Beim Notruf in der Warteschleife: 112 - und keiner geht ran
Ein Unfall am Mehringdamm und unser Autor ist Augenzeuge. Intuitiv ruft er die 112 an - und landet in der Warteschleife. Aber es kommt noch schlimmer. Hier erfahren Sie Fakten über die Notrufnummer, die auch für Überraschung sorgen.
Dienstagnachmittag am Mehringdamm: Ein Fußball rollt auf die Straße, ein Jugendlicher, vielleicht 15, rennt hinterher und geradewegs in ein Auto rein. Wird durch die Luft geschleudert, schreit erst vor Schreck, später vor Schmerzen.
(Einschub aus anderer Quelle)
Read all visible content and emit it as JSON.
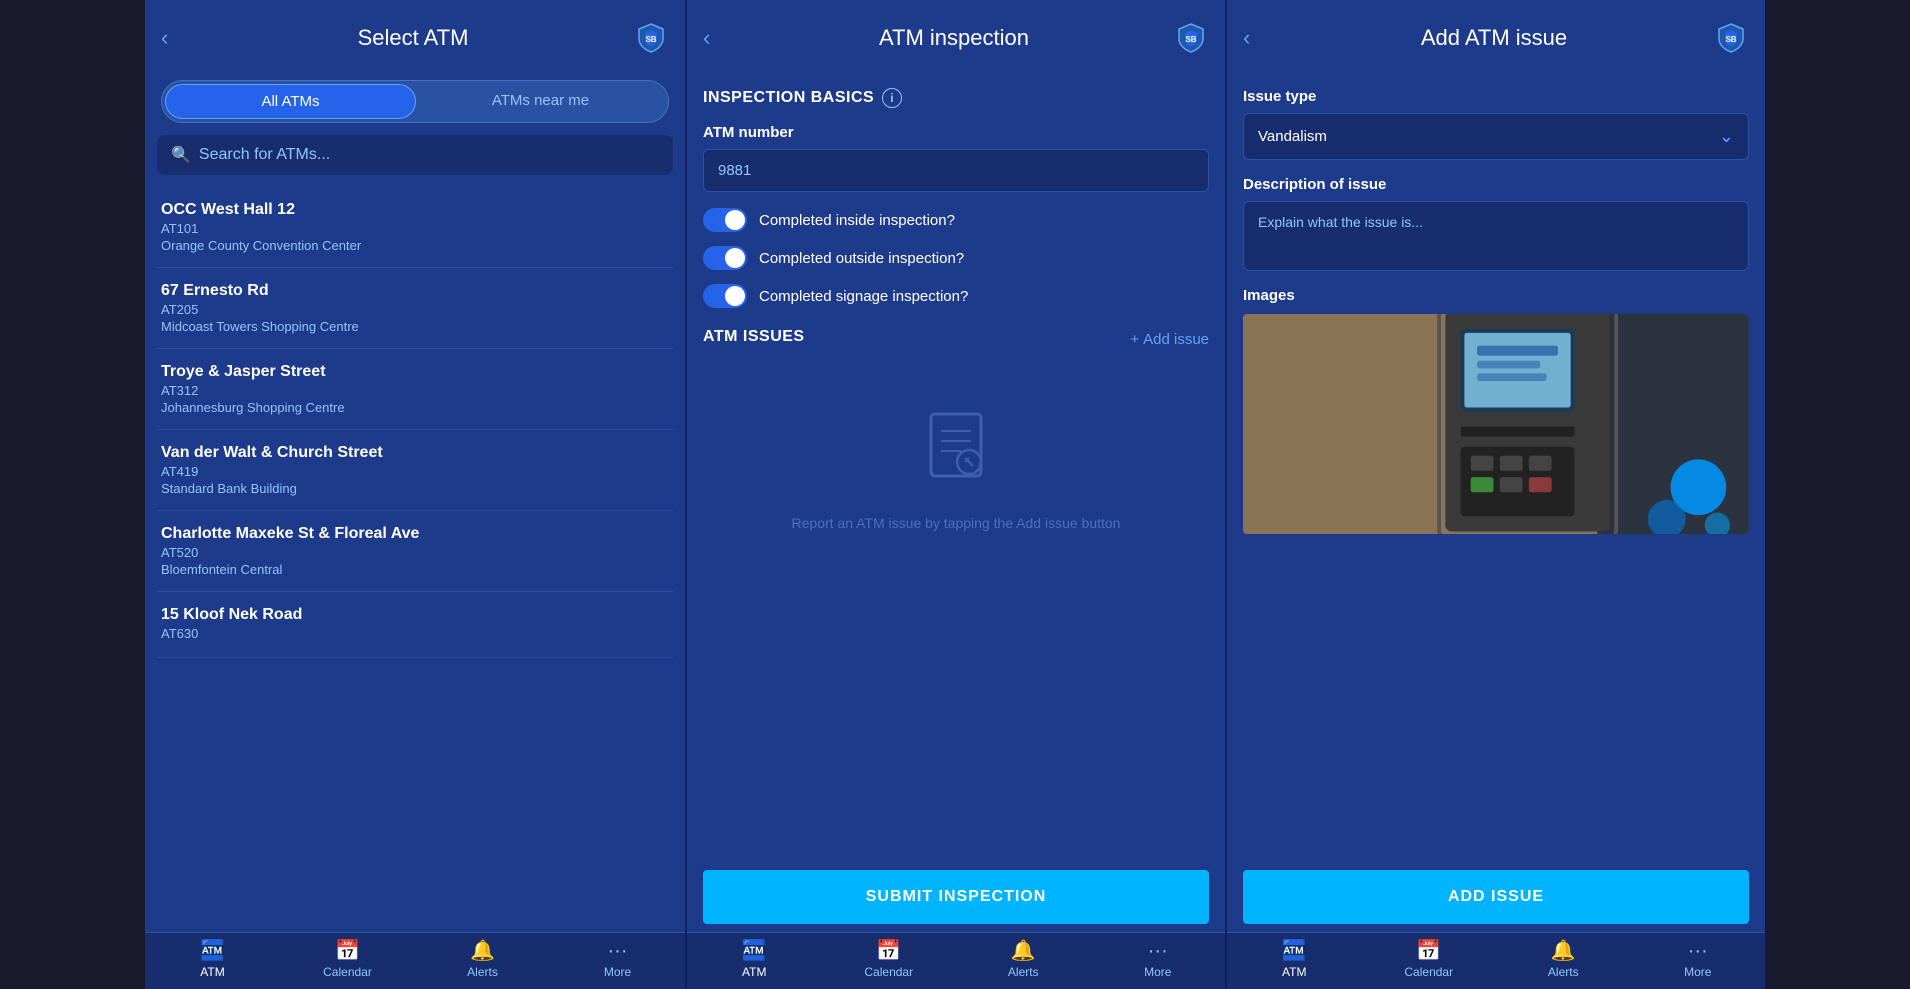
{
  "screens": [
    {
      "id": "select-atm",
      "header": {
        "back_label": "‹",
        "title": "Select ATM"
      },
      "tabs": {
        "all_label": "All ATMs",
        "near_label": "ATMs near me",
        "active": "all"
      },
      "search": {
        "placeholder": "Search for ATMs..."
      },
      "atm_items": [
        {
          "name": "OCC West Hall 12",
          "id": "AT101",
          "location": "Orange County Convention Center"
        },
        {
          "name": "67 Ernesto Rd",
          "id": "AT205",
          "location": "Midcoast Towers Shopping Centre"
        },
        {
          "name": "Troye & Jasper Street",
          "id": "AT312",
          "location": "Johannesburg Shopping Centre"
        },
        {
          "name": "Van der Walt & Church Street",
          "id": "AT419",
          "location": "Standard Bank Building"
        },
        {
          "name": "Charlotte Maxeke St & Floreal Ave",
          "id": "AT520",
          "location": "Bloemfontein Central"
        },
        {
          "name": "15 Kloof Nek Road",
          "id": "AT630",
          "location": ""
        }
      ]
    },
    {
      "id": "atm-inspection",
      "header": {
        "back_label": "‹",
        "title": "ATM inspection"
      },
      "inspection_basics_label": "INSPECTION BASICS",
      "atm_number_label": "ATM number",
      "atm_number_value": "9881",
      "toggles": [
        {
          "label": "Completed inside inspection?",
          "enabled": true
        },
        {
          "label": "Completed outside inspection?",
          "enabled": true
        },
        {
          "label": "Completed signage inspection?",
          "enabled": true
        }
      ],
      "atm_issues_label": "ATM ISSUES",
      "add_issue_label": "Add issue",
      "empty_state_text": "Report an ATM issue by\ntapping the Add issue button",
      "submit_label": "SUBMIT INSPECTION"
    },
    {
      "id": "add-atm-issue",
      "header": {
        "back_label": "‹",
        "title": "Add ATM issue"
      },
      "issue_type_label": "Issue type",
      "issue_type_value": "Vandalism",
      "description_label": "Description of issue",
      "description_placeholder": "Explain what the issue is...",
      "images_label": "Images",
      "add_issue_btn_label": "ADD ISSUE"
    }
  ],
  "bottom_nav": {
    "items": [
      {
        "label": "ATM",
        "icon": "atm",
        "active": true
      },
      {
        "label": "Calendar",
        "icon": "calendar",
        "active": false
      },
      {
        "label": "Alerts",
        "icon": "bell",
        "active": false
      },
      {
        "label": "More",
        "icon": "more",
        "active": false
      }
    ]
  },
  "colors": {
    "primary": "#1e3a8a",
    "accent": "#2563eb",
    "light_blue": "#00b4ff",
    "text_primary": "#ffffff",
    "text_secondary": "#93c5fd"
  }
}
Man selbst steht zehn Meter daneben und weiß nicht viel, bloß: jetzt ganz schnell 112 wählen. Es klingelt, und am anderen Ende meldet sich die Warteschleife. Was genau die automatische Stimme sagt, erinnere ich nicht, nur noch, dass sie ihren Satz sehr oft wiederholt.
Ich bin gefangen in der Schleife, und Passanten um mich herum wundern sich, warum der Mann mit Telefon am Ohr denn nicht endlich zu sprechen beginnt. Inzwischen kauert der Verletzte am Straßenrand. Er klagt, ihm sei schwarz vor Augen. Ich warte weiter. Als dann – nach 1 Minute und 19 Sekunden – tatsächlich jemand abhebt, passiert das Unglaubliche: Ich werde aus der Leitung geworfen! Nun holt eine andere Augenzeugin ihr eigenes Handy aus der Tasche. Sie hat mehr Glück, und bald sind Polizeibeamte vor Ort, regeln den Verkehr, kümmern sich um den jungen Mann.
Heute, mit ein bisschen Abstand, ist der eine Schrecken einem anderen gewichen: Natürlich bin ich ganz sicher, dass der Rauswurf aus der Leitung keine Absicht war. Da hat jemand versehentlich den falschen Knopf gedrückt. Aber: Wenn so etwas passiert – warum ruft derjenige dann nicht zurück? Er kann schließlich unmöglich wissen, dass ich denselben Unfall melden wollte wie die Frau neben mir. Sieht er in der Notrufzentrale etwa meine Nummer nicht auf seinem Display – und falls nein: weshalb nicht? Und was wäre, wenn an meiner Stelle eine Person in Not angerufen hätte, die selbst ganz dringend Hilfe brauchte?
Lesen Sie auf der nächsten Seite, was Sie sonst noch über die Notrufnummer wissen sollten.
In Acht Sekunden
Rund um die Uhr ist die Notrufzentrale der Feuerwehr mit 21 Beamten besetzt. Mehr als 3500 Anrufe werden unter der Nummer 112 täglich entgegengenommen. Von hier werden die 1100 Einsätze pro Tag disponiert. Wer die 112 wählt, sollte eigentlich binnen zehn Sekunden einen Ansprechpartner am Apparat haben. Ist dies nicht der Fall, etwa bei hohem Anrufaufkommen, gerät man in die Warteschleife. Allerdings sei eine Wartezeit von einer Minute und 19 Sekunden – wie im oben geschilderten Fall – nicht angemessen, sagte ein Feuerwehrsprecher. Allerdings sei dies auch nicht der Regelfall. Durchschnittlich werden Gespräche in den ersten acht Sekunden aufgenommen. Warum der Anrufer aus der Leitung flog, wird nun von der Feuerwehr geprüft.
In Acht Minuten
Ein Rettungsfahrzeug sollte in Berlin laut Vorgabe nach spätestens acht Minuten eintreffen. Dies war beim Unfall in Kreuzberg auch so: Um 16.12 Uhr ging der Notruf ein, um 16.19 Uhr war der erste Rettungswagen am Mehringdamm. Am Dienstag war zudem noch der „Tag des Europäischen Notrufs“. Dieses Datum, der 11.2., wurde aufgrund der Ziffernfolge ausgewählt um auf die einheitliche Notrufnummer in Europa 112 hinzuweisen. Wird der Notruf 112 angerufen, geht dieser bei der nächstgelegenen Notrufzentrale ein – aber ohne Vorwahl. Ungefähr 320 Millionen Notrufe gehen jährlich in Europa ein. Rund die Hälfte davon sind wirkliche Notfälle, hieß es bei der Feuerwehr. Der Rest seien „Missbrauch oder versehentliches Wählen des Notrufs“, hieß es. Allein in Berlin geht die Feuerwehr davon aus, dass etwa 100 „Hosentaschenanrufe“ – also wenn mit dem Handy versehentlich eine Nummer durch eine Tastenkombination gewählt wird – täglich die Leitstelle erreichen.